Sie quartieren sich in der Siegfriedstraße im Gruppenraum im Erdgeschoss und im Schulleiterraum in der Richthofenstraße ein und besuchen uns im Unterricht. Sie interessieren sich für alle Fächer und kommen ungefähr 20-25 mal in den Unterricht. Da sie nur drei Tage bei uns sind, können sie sich nicht immer 45 Minuten, d.h. eine ganze Schulstunde anschauen. Sie bleiben nur für circa 20 Minuten im Unterricht. Das kann zu Stundenbeginn, mitten in der Stunde oder zum Stundenabschluss sein.

Herr Rodenberg und Herr Meyer haben ein Laptop dabei, das brauchen sie, um sich die Beobachtungen aufzuschreiben.

Es ist ja nicht das erst Mal, dass jemand in eurer Klasse zu Gast ist. Lasst euch also nicht stören und macht einfach mit eurer begonnenen Arbeit weiter.

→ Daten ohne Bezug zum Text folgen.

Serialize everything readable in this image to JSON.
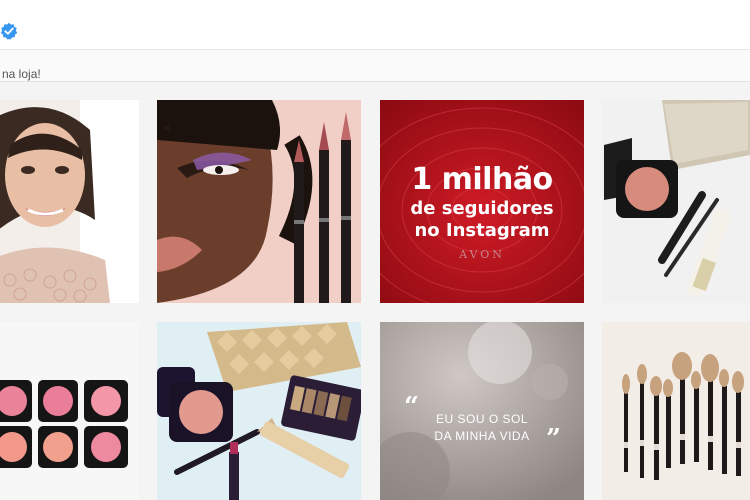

Die beiden Herren interessieren sich nicht nur für den Unterricht, sondern auch für unsere Schule.

Deshalb laden sie Kinder, Eltern und Lehrer/innen zu einem Interview ein. 

12 Kinder können mitmachen, die Befragung findet am Dienstagmorgen von 8-9 Uhr im Lehrerzimmer in der Siegfriedstraße statt. Im Kinderrat beschließen wir, wer alles dabei sein wird. Überlegt vorher schon einmal im Klassenrat, wer euch vertreten sollte. Auf jeden Fall sollten eure Eltern mit der Teilnahme am Interview einverstanden sein.

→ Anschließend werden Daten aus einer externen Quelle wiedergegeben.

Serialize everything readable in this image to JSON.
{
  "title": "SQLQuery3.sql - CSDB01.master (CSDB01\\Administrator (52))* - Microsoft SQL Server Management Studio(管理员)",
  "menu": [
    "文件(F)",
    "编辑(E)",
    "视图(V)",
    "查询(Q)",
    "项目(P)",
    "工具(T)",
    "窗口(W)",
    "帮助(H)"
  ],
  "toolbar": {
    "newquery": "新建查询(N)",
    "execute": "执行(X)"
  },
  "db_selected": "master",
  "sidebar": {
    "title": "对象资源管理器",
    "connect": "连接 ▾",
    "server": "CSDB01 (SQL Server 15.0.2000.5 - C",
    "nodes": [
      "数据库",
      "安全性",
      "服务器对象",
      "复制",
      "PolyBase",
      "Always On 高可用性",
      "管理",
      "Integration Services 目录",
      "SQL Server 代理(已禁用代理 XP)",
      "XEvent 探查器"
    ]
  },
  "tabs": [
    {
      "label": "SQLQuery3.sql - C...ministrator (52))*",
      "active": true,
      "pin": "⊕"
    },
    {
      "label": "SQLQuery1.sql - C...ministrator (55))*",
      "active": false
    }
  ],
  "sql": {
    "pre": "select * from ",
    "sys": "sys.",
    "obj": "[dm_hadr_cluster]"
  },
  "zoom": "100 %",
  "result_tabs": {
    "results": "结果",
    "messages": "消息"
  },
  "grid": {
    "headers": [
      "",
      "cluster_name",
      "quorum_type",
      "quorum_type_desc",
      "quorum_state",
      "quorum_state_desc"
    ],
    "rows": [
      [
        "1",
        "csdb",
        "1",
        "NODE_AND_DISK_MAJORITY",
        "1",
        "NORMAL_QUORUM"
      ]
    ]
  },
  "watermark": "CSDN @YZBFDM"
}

Am Donnerstag, 29.06.17 erhält zuerst die Schulleitung und anschließend das Lehrerkollegium eine erste Rückmeldung. Von den Ergebnissen berichten wir euch natürlich im Kinderrat.

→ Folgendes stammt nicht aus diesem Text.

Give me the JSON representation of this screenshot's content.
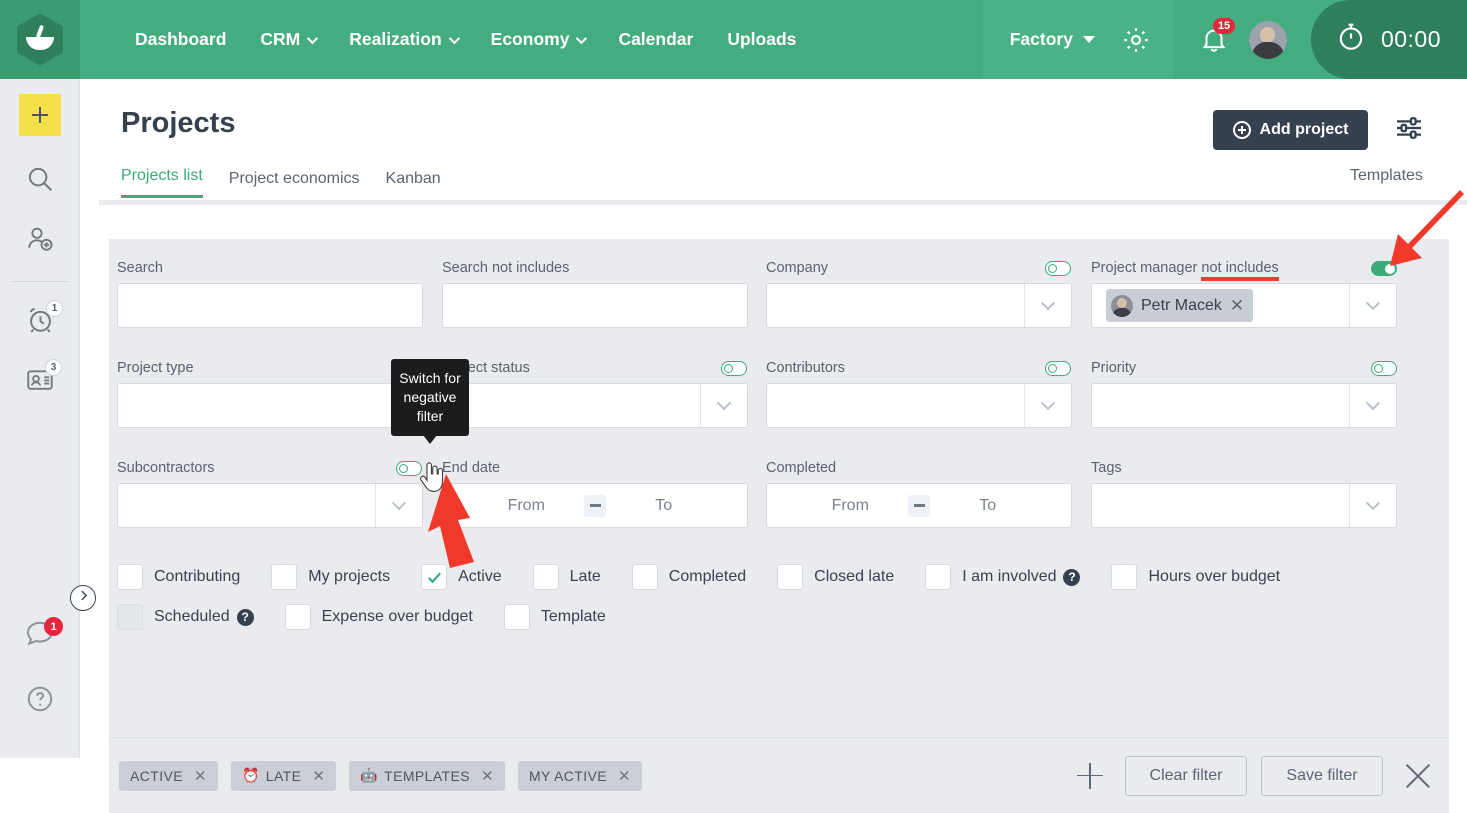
{
  "header": {
    "logo_icon": "app-logo-icon",
    "nav": [
      {
        "label": "Dashboard",
        "has_caret": false
      },
      {
        "label": "CRM",
        "has_caret": true
      },
      {
        "label": "Realization",
        "has_caret": true
      },
      {
        "label": "Economy",
        "has_caret": true
      },
      {
        "label": "Calendar",
        "has_caret": false
      },
      {
        "label": "Uploads",
        "has_caret": false
      }
    ],
    "workspace": "Factory",
    "gear_icon": "gear-icon",
    "bell_icon": "bell-icon",
    "notifications_count": "15",
    "avatar_icon": "user-avatar",
    "timer_icon": "stopwatch-icon",
    "timer_value": "00:00",
    "accent_green": "#44ad7f",
    "dark_green": "#2e7f5c"
  },
  "sidebar": {
    "add_icon": "plus-icon",
    "items": [
      {
        "icon": "search-icon",
        "badge": ""
      },
      {
        "icon": "add-user-icon",
        "badge": ""
      },
      {
        "icon": "alarm-clock-icon",
        "badge": "1"
      },
      {
        "icon": "contact-card-icon",
        "badge": "3"
      }
    ],
    "bottom": [
      {
        "icon": "chat-bubble-icon",
        "badge": "1"
      },
      {
        "icon": "help-circle-icon",
        "badge": ""
      }
    ],
    "expand_icon": "chevron-right-icon"
  },
  "page": {
    "title": "Projects",
    "add_button": "Add project",
    "add_button_icon": "plus-circle-icon",
    "settings_icon": "sliders-icon",
    "templates_link": "Templates",
    "tabs": [
      {
        "label": "Projects list",
        "active": true
      },
      {
        "label": "Project economics",
        "active": false
      },
      {
        "label": "Kanban",
        "active": false
      }
    ]
  },
  "filters": {
    "search": {
      "label": "Search",
      "value": "",
      "placeholder": ""
    },
    "search_not_includes": {
      "label": "Search not includes",
      "value": "",
      "placeholder": ""
    },
    "company": {
      "label": "Company",
      "value": "",
      "toggle": "off"
    },
    "project_manager": {
      "label_main": "Project manager ",
      "label_negative": "not includes",
      "toggle": "on",
      "chip_name": "Petr Macek",
      "chip_remove_icon": "close-icon"
    },
    "project_type": {
      "label": "Project type",
      "value": ""
    },
    "project_status": {
      "label": "Project status",
      "value": "",
      "toggle": "off"
    },
    "contributors": {
      "label": "Contributors",
      "value": "",
      "toggle": "off"
    },
    "priority": {
      "label": "Priority",
      "value": "",
      "toggle": "off"
    },
    "subcontractors": {
      "label": "Subcontractors",
      "value": "",
      "toggle": "off"
    },
    "end_date": {
      "label": "End date",
      "from": "From",
      "to": "To",
      "separator": "–"
    },
    "completed": {
      "label": "Completed",
      "from": "From",
      "to": "To",
      "separator": "–"
    },
    "tags": {
      "label": "Tags",
      "value": ""
    },
    "checkboxes_row1": [
      {
        "label": "Contributing",
        "checked": false,
        "disabled": false,
        "help": false
      },
      {
        "label": "My projects",
        "checked": false,
        "disabled": false,
        "help": false
      },
      {
        "label": "Active",
        "checked": true,
        "disabled": false,
        "help": false
      },
      {
        "label": "Late",
        "checked": false,
        "disabled": false,
        "help": false
      },
      {
        "label": "Completed",
        "checked": false,
        "disabled": false,
        "help": false
      },
      {
        "label": "Closed late",
        "checked": false,
        "disabled": false,
        "help": false
      },
      {
        "label": "I am involved",
        "checked": false,
        "disabled": false,
        "help": true
      },
      {
        "label": "Hours over budget",
        "checked": false,
        "disabled": false,
        "help": false
      }
    ],
    "checkboxes_row2": [
      {
        "label": "Scheduled",
        "checked": false,
        "disabled": true,
        "help": true
      },
      {
        "label": "Expense over budget",
        "checked": false,
        "disabled": false,
        "help": false
      },
      {
        "label": "Template",
        "checked": false,
        "disabled": false,
        "help": false
      }
    ],
    "saved_filters": [
      {
        "emoji": "",
        "label": "ACTIVE"
      },
      {
        "emoji": "⏰",
        "label": "LATE"
      },
      {
        "emoji": "🤖",
        "label": "TEMPLATES"
      },
      {
        "emoji": "",
        "label": "MY ACTIVE"
      }
    ],
    "footer": {
      "add_icon": "plus-icon",
      "clear_button": "Clear filter",
      "save_button": "Save filter",
      "close_icon": "close-icon"
    }
  },
  "tooltip": {
    "text": "Switch for negative filter"
  },
  "annotations": {
    "arrow_color": "#f0392b",
    "cursor_icon": "pointer-hand-cursor"
  }
}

Nach den Sommerferien gibt es einen schriftlichen Bericht, in dem wir dann alles noch einmal nachlesen können.

Wie ihr wisst, hat jede/r von uns viele Stärken aber auch ein paar Schwachstellen, an denen wir noch weiter arbeiten können.

Über die herausgefundenen Stärken werden wir uns sehr freuen, die Tipps zur Verbesserung werden wir in Angriff nehmen.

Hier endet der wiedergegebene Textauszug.